Dr. Claudia Nichterl

Gründerin der Akademie für integrative Ernährung


Mit einer beidseitigen Hüftluxation 1967 geboren. Mehrere Operationen, Metallplatten, Bandscheibenvorfall mit 17 – und Ärzte, die mir sagten: „Mit 30 brauchen Sie ein künstliches Hüftgelenk." Mit 22 drohte die Frühpension.

Ich ließ das nicht mit mir machen. Ich studierte Ernährungswissenschaften, promovierte – und entdeckte in Mexiko die Kraft der Traditionellen Chinesischen Medizin. Plötzlich ergab alles Sinn: wie Körper, Geist und Alltag ineinandergreifen.

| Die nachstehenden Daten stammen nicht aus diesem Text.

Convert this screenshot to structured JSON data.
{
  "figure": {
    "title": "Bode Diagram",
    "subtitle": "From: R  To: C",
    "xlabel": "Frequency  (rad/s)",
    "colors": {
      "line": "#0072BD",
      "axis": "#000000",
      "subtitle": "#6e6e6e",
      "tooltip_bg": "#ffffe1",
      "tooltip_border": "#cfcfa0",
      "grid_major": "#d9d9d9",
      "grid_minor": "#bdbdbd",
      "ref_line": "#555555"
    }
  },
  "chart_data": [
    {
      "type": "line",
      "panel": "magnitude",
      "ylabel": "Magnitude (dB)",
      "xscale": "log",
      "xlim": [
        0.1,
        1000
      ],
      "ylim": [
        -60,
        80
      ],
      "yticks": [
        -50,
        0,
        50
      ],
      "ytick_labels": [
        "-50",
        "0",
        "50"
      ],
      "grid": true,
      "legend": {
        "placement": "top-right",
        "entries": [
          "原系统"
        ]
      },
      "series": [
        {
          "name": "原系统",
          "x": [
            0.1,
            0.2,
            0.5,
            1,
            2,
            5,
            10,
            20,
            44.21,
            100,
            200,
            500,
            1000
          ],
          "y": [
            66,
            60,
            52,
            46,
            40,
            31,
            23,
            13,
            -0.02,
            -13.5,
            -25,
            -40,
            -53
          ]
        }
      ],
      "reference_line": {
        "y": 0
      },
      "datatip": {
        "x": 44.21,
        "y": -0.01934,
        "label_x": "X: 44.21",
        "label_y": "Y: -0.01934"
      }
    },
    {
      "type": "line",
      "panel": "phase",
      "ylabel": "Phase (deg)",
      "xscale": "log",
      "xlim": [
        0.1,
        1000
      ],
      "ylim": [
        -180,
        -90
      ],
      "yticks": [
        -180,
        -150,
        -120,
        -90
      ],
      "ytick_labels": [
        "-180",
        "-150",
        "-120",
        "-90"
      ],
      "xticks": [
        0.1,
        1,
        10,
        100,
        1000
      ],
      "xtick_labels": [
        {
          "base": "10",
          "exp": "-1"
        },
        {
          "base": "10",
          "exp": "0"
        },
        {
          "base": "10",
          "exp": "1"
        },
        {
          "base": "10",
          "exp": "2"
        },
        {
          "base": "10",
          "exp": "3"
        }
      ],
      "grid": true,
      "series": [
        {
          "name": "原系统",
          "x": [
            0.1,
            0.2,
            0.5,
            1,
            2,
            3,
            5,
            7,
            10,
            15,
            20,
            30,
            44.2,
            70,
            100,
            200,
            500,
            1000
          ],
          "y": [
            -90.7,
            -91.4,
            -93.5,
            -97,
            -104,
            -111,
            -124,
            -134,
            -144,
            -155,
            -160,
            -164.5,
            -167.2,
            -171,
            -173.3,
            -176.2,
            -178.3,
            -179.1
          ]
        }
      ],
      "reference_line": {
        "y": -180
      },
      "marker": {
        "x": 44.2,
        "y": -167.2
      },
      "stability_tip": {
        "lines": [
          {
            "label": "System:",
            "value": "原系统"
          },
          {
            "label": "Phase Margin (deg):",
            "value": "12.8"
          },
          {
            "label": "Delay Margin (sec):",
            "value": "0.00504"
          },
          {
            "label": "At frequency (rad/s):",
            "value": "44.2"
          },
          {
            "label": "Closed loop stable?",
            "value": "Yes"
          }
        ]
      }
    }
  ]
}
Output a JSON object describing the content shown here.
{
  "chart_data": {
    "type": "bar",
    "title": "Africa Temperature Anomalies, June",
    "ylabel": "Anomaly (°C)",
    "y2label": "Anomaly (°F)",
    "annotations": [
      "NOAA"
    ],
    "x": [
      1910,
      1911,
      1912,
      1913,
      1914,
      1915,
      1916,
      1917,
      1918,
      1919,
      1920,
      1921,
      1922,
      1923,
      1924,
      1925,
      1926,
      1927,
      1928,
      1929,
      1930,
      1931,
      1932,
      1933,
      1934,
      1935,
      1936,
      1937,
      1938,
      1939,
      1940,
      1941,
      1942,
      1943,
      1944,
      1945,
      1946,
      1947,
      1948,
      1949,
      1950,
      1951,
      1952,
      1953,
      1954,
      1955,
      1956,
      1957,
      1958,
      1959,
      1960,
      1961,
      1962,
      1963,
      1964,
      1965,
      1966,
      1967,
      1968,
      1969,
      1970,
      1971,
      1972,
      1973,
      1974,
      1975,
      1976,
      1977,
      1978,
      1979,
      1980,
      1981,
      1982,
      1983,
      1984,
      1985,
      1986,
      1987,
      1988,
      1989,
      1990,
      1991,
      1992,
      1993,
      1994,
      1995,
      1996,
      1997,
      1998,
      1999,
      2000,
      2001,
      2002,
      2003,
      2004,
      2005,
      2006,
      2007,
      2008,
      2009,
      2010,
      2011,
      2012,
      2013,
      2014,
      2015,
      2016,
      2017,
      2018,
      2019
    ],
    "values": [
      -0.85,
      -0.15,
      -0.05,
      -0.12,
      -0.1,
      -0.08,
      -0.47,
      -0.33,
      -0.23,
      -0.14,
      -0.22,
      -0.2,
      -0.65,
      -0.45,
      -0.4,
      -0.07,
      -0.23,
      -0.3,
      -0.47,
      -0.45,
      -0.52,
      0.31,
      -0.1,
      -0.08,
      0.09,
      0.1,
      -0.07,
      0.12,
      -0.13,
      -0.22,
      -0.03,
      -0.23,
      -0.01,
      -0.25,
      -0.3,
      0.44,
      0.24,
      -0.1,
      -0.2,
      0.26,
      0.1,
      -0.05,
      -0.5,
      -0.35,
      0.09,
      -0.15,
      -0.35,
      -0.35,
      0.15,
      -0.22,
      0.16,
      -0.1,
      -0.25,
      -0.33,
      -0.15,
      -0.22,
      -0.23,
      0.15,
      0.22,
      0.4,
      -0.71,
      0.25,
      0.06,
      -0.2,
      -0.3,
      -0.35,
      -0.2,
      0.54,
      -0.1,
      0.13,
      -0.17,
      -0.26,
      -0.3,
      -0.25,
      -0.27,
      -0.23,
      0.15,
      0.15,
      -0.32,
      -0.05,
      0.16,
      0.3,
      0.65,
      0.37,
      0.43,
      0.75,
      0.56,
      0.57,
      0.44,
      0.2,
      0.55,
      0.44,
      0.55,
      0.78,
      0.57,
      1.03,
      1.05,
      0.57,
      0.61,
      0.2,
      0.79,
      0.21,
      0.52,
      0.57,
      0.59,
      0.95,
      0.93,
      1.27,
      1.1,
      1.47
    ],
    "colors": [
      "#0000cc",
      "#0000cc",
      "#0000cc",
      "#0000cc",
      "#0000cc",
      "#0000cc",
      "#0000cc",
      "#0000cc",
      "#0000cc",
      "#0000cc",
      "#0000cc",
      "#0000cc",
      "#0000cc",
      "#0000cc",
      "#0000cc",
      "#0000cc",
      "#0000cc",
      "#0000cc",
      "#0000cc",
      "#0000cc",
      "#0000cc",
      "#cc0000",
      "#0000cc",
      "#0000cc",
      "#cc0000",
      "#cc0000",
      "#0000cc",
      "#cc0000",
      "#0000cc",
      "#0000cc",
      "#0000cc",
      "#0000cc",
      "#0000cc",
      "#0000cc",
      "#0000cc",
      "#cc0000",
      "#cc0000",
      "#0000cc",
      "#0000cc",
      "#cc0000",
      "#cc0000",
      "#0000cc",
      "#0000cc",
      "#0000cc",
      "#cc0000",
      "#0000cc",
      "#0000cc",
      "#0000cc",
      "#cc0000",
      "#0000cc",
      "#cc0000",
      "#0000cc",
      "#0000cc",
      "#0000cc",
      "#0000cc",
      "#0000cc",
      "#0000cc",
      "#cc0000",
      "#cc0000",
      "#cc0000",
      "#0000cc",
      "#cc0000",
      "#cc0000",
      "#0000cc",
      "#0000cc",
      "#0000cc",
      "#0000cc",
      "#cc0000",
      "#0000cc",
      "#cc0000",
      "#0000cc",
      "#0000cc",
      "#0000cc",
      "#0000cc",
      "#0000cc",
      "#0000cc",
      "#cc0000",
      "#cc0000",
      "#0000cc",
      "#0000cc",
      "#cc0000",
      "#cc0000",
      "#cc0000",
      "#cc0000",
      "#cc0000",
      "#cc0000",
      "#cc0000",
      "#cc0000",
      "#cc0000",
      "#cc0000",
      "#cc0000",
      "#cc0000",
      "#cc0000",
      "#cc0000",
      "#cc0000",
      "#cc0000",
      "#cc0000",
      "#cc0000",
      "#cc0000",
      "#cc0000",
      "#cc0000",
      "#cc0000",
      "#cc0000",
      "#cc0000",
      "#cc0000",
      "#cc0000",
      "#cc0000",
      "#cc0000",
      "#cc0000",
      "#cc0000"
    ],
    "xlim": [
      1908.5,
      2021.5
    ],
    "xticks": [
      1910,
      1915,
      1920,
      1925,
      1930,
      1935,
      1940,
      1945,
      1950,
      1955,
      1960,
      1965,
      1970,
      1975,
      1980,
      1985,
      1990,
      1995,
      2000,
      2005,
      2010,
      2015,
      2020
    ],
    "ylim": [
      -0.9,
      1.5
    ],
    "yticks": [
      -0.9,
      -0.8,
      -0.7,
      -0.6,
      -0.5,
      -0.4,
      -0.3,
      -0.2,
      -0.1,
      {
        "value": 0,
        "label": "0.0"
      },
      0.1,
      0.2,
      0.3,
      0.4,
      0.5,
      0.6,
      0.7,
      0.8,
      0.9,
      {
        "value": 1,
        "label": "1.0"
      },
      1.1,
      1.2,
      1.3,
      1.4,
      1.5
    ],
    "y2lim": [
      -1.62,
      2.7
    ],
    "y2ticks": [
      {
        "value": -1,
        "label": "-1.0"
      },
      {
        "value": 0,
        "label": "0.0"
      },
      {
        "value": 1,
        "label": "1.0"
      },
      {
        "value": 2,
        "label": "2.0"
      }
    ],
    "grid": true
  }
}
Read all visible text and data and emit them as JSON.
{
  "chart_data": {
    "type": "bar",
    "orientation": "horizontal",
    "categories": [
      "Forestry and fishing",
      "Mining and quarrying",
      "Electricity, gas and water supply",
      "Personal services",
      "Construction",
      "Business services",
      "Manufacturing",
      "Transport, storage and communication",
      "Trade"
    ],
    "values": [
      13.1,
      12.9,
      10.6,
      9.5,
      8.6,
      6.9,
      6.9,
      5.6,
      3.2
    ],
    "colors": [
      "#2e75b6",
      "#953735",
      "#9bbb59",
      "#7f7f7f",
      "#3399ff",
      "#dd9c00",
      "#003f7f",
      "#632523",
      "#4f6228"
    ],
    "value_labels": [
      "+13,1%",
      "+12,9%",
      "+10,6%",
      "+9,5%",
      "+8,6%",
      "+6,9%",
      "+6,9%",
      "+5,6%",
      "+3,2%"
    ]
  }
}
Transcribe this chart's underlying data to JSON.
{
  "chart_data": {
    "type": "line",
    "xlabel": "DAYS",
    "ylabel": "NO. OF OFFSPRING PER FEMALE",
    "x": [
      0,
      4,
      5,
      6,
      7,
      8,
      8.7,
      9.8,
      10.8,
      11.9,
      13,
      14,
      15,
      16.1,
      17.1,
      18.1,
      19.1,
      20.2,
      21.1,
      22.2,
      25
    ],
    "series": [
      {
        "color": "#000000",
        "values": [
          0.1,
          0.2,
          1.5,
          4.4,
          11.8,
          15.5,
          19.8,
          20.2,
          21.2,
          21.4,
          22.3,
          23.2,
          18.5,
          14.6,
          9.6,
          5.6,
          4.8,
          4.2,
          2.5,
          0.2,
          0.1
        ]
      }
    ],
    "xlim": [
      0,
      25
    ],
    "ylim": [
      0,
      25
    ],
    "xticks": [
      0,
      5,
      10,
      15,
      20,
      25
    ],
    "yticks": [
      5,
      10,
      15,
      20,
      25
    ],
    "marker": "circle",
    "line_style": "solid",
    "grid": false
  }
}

Wie Ernährung weit mehr ist als Kalorien, Eiweiß, Fett und Vitamine.

Mit meiner seit 1985 erprobten und laufend weiterentwickelten Methode der integrativer Ernährung konnte ich die vorausgesagte Hüftoperation um mehr als 20 Jahre hinauszögern.

In über 8.000 Beratungen durfte ich erleben, was Essen wirklich kann. Heute bilde ich Frauen aus, die das Gesundheitssystem verändern möchten – denen bewusst ist, welch großer Hebel Ernährung ist. Mehr als 500 Frauen und einige Männer habe ich ausgebildet, die es heute täglich in ihrer Praxis beweisen. Meine Autorin von 34+ Koch- und Fachbücher sind in Arztpraxen genauso zu finden wie in Privathaushalten.

Ich bin überzeugt: Der klügste Hebel im Gesundheitssystem liegt auf dem Teller.

„Der Mund ist das Tor zur Gesundheit."